Jim Stanley's idea grew out of a subcontractor hunt he conducted for Floyd Odium's Contract Distribution Office last summer. The big gap between sub-and prime contractors, he found, was ignorance. The small manufacturer could not find out just what the big one wanted, or even who he was; the big fellow could not find out what the small fry had to offer. In his talks with the small fry, Stanley decided that they needed to know only a few basic facts to find their proper subcontracting niche: 1) the materials to be handled, 2) the type of machines required, 3) the number of machine-hours per job, 4) the operation expected of the machine, 5) the weight of the part to be machined. If there were an alphabetical code to express these facts, any man with a machine could look up its war uses like a number in the phone book.
With the help of the Army & Navy Munitions Board, Stanley coded every kind of U.S. defense machine (about 4,000).

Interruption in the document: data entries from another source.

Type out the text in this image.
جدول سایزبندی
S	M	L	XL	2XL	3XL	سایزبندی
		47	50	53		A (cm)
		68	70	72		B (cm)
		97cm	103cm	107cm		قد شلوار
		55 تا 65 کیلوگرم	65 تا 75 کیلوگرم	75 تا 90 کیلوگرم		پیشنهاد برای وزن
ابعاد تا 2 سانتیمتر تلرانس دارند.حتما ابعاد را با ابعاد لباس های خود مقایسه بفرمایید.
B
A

There were just enough letters in the alphabet to fit 26 classes of machine, from A for boring to Z for miscellaneous. More specific descriptions (size, type, etc.) were assigned letters too. DAB, for example, means D for milling machine, A for knee-type, horizontal, universal, B for No. 2 light-type-all of which is plain English to the man who owns one. The other four basic facts are similarly keyed with numerals and other letters.
Once the code is set up, a prime contractor translates into it the parts of his job he wants help on. The U.S. Census Bureau's Hollerith machines take this alphabet soup and turn it into a directory. Thumbing this directory to see where his machines belong, a would-be subcontractor can then write the prime contractor (whose name is also coded) for detailed plans, make a firm bid for the work.

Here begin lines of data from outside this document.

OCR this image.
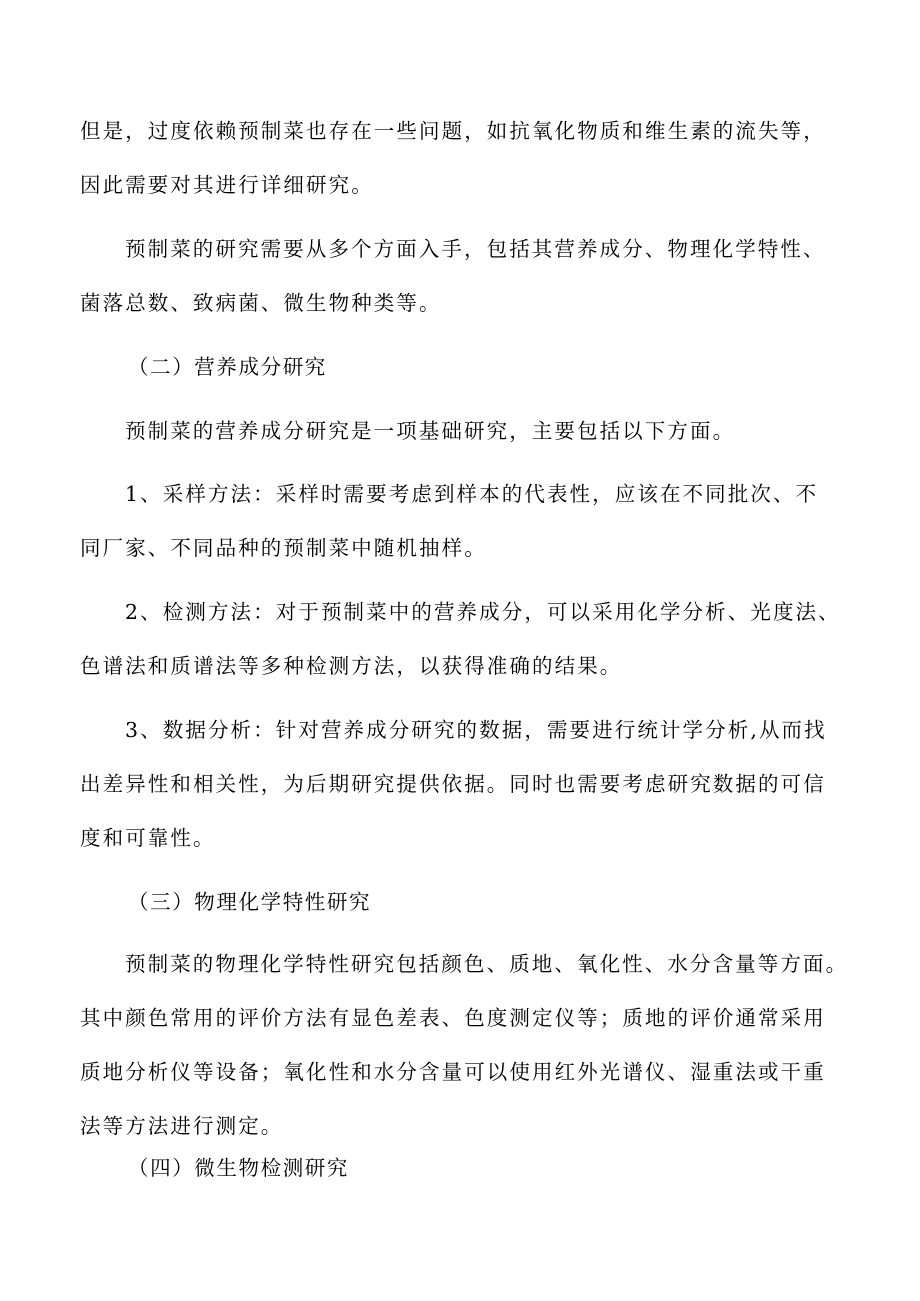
但是，过度依赖预制菜也存在一些问题，如抗氧化物质和维生素的流失等，
因此需要对其进行详细研究。
预制菜的研究需要从多个方面入手，包括其营养成分、物理化学特性、
菌落总数、致病菌、微生物种类等。
（二）营养成分研究
预制菜的营养成分研究是一项基础研究，主要包括以下方面。
1、采样方法：采样时需要考虑到样本的代表性，应该在不同批次、不
同厂家、不同品种的预制菜中随机抽样。
2、检测方法：对于预制菜中的营养成分，可以采用化学分析、光度法、
色谱法和质谱法等多种检测方法，以获得准确的结果。
3、数据分析：针对营养成分研究的数据，需要进行统计学分析,从而找
出差异性和相关性，为后期研究提供依据。同时也需要考虑研究数据的可信
度和可靠性。
（三）物理化学特性研究
预制菜的物理化学特性研究包括颜色、质地、氧化性、水分含量等方面。
其中颜色常用的评价方法有显色差表、色度测定仪等；质地的评价通常采用
质地分析仪等设备；氧化性和水分含量可以使用红外光谱仪、湿重法或干重
法等方法进行测定。
（四）微生物检测研究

Stanley's first guinea-pig prime contractor was Westinghouse Electric & Manufacturing Co. The first "Directory of Contract Opportunities" was ready in December. It contained 132 coded jobs to be done, and soothing instructions on how to use it ("Don't take one look at this directory and then decide it is too complicated. . . . Anyone who can read a telephone book can read this"). Jim Stanley and Westinghouse Production Engineer S. W. ("Bill") Schmidt went to Indianapolis, where a pool of 15 local factories and shops had agreed to try the plan in a small way. Bill Schmidt was a cagey tester, did not show his detailed drawing until he was sure that the local factories had doped out the directory properly on their own hook. But in ten days he had signed ten contracts.
This week, Westinghouse was busy coding more jobs for a second and larger test, to be held in the Shenandoah Valley. If that works as well as the first, Jim Stanley's plan will doubtless receive WPB's official sanction for nationwide use. Meanwhile Stanley, now with WPB, is working on bugs in his Hollerith wonderchild. Biggest bug: the time and paper work it takes to code all Government orders, keep his directory up to date. He thinks he can whittle this down to a two weeks' spread.